Description: D:\cow_rumen.jpg 
Gambar 2. Rumen
            Jumlah mikroba rumen terbesar adalah bakteri. Faktor utama yang mempengaruhi pertumbuhan dan aktifitas populasi mikroba rumen adalah temperatur, pH, kapasitas buffer, tekanan osmotik, kandungan bahan kering dan potensial oksidasi reduksi cairan rumen. Adanya bakteri dan protozoa yang hidup dalam rumen menyebabkan ruminansia dapat mencerna bahan pakan yang mengandung serat kasar tinggi. Menurut (Bali, 2011),  Mikroba dalam rumen juga mampu mensintesis asam amino dari non protein nitrogen sumber, seperti urea dan amoniak. Seperti mikroba mereproduksi dalam rumen, generasi tua mati dan sel-sel mereka melanjutkan melalui saluran pencernaan. Sel-sel ini kemudian sebagian dicerna oleh ternak, yang memungkinkan mereka untuk mendapatkan sumber protein berkualitas tinggi. Fitur-fitur ini memungkinkan ternak untuk berkembang pada rumput danvegetasi lainnya.
d. retikulum
            Retikulum sering disebut sebagai perut jala atau hardware stomach. Fungsi retikulum adalah sebagai penahan partikel pakan pada saat regurgitasi rumen. Retikulum berbatasan langsung dengan rumen, akan tetapi diantara keduanya tidak ada dinding penyekat. Pembatas diantara retikulum dan rumen yaitu hanya berupa lipatan, sehingga partikel pakan menjadi tercampur.
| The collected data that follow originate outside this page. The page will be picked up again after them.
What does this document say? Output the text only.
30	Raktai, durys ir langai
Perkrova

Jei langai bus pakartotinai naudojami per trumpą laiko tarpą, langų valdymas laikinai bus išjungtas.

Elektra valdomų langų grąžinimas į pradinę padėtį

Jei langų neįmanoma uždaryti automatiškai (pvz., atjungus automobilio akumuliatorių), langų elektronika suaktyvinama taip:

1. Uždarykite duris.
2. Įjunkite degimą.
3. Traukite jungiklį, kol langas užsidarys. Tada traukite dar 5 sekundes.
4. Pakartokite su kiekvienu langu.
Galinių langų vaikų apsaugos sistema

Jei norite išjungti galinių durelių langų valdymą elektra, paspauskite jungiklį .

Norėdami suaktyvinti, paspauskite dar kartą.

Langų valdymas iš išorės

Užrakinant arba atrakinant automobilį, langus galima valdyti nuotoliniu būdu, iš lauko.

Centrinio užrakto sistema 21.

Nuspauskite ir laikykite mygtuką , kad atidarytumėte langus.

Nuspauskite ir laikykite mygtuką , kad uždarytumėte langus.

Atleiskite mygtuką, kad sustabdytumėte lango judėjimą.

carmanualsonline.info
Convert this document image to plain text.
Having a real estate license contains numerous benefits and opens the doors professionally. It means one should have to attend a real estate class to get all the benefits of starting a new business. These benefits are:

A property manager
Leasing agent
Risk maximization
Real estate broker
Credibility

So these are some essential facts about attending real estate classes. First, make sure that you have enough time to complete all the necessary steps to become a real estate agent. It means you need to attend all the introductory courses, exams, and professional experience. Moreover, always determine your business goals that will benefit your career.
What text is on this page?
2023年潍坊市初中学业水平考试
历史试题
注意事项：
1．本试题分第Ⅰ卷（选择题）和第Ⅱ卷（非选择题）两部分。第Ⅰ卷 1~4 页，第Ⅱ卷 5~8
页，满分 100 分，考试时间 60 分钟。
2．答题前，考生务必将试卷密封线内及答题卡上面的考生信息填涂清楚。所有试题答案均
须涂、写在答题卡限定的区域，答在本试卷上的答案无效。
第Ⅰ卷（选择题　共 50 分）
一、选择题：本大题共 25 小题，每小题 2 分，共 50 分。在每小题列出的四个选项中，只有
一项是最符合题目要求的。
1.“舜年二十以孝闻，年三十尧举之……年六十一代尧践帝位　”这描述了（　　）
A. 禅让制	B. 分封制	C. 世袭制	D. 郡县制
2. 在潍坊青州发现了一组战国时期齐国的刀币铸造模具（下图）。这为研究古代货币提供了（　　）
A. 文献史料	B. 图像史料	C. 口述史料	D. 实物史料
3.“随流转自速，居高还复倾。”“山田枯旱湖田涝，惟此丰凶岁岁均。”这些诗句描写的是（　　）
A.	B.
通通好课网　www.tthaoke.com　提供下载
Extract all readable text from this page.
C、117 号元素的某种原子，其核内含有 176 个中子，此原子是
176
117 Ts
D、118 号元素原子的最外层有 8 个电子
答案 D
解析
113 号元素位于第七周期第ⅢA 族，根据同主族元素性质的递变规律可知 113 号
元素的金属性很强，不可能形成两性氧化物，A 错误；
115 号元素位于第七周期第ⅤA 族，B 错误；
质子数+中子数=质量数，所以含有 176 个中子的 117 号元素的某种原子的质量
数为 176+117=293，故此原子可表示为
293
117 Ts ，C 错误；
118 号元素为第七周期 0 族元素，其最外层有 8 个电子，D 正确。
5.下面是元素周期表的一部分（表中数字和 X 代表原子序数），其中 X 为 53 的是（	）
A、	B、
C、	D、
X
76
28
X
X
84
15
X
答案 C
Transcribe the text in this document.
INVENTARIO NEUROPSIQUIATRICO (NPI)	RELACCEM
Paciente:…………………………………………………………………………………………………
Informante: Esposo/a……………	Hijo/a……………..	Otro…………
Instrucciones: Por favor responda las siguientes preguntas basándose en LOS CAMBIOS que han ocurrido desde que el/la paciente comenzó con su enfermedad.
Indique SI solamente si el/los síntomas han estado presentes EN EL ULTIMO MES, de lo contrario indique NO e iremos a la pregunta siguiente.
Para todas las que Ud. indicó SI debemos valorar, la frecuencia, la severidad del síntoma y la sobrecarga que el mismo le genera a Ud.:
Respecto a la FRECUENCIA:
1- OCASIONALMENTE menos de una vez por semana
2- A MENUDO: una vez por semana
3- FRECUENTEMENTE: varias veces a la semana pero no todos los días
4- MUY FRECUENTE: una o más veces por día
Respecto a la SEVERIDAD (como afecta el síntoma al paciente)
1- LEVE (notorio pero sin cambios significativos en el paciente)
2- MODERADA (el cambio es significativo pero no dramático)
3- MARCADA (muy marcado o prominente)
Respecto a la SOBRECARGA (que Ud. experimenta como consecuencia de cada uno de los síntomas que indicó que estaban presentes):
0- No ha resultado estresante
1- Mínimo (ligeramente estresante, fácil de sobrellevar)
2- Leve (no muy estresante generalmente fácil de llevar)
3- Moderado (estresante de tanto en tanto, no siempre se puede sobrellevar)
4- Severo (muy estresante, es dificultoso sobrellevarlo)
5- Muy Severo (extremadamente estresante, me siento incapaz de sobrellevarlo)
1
            Fungsinya sebagai  tempat fermentasi, membantu proses ruminasi, mengatur arus ingesta ke omasum, absorpsi hasil fermentasi dan  tempat berkumpulnya benda-benda asing.
Description: D:\cow_reticulum.jpg
Gambar 3. Retikulum
            Rumen dan reticulum sering dipandang sebagai organ tunggal disebut sebagai retikulo-rumen yang merupakan tempat terjadinya pencernaan fermentative sekaligus  penyerapan dan penjaringan benda-benda asing yang masuk ke rumen bersamaan dengan pakan. Retikulum ini mendorong pakan padat dan ingesta ke dalam  rumen dan mengalirkan ingesta kedalam omasum. Retikulum membantu ruminasi dimana bolus diregurgitasikan ke dalam mulut. Ingesta yang telah halus didorong ke dalam rumen untuk dicerna lebih lanjut oleh mikroba. Mikroorganisme yang terdapat dalam rumen adalah bakteri, protozoa dan fungi ( Biologigonz, 2010 ).
e. omasum
            Omasum sering juga disebut dengan perut buku, karena permukaannya berbuku-buku. Ph omasum berkisar antara 5,2 sampai 6,5. Omasum merupaka suatu organ seferis yang terisi oleh lamina muskuler yang turun dari bagian dorsum atau bagian atap. Membrana mukosa yang menutupi lamina, ditebari dengan papile yang pendek dan tumpul yang akan menggiling hijauan atau serat - serat sebelum masuk ke abomasum (perut sejati). Omasum letaknya disebelah kanan rumen dan retikulum persis pada posisi kaudal hati. Omasum domba dan kambing jauh lebih kecil dibandingkan omasum sapi dalam keadaan normal tidak menyentuh dinding abdominal ruminansia kecil itu.]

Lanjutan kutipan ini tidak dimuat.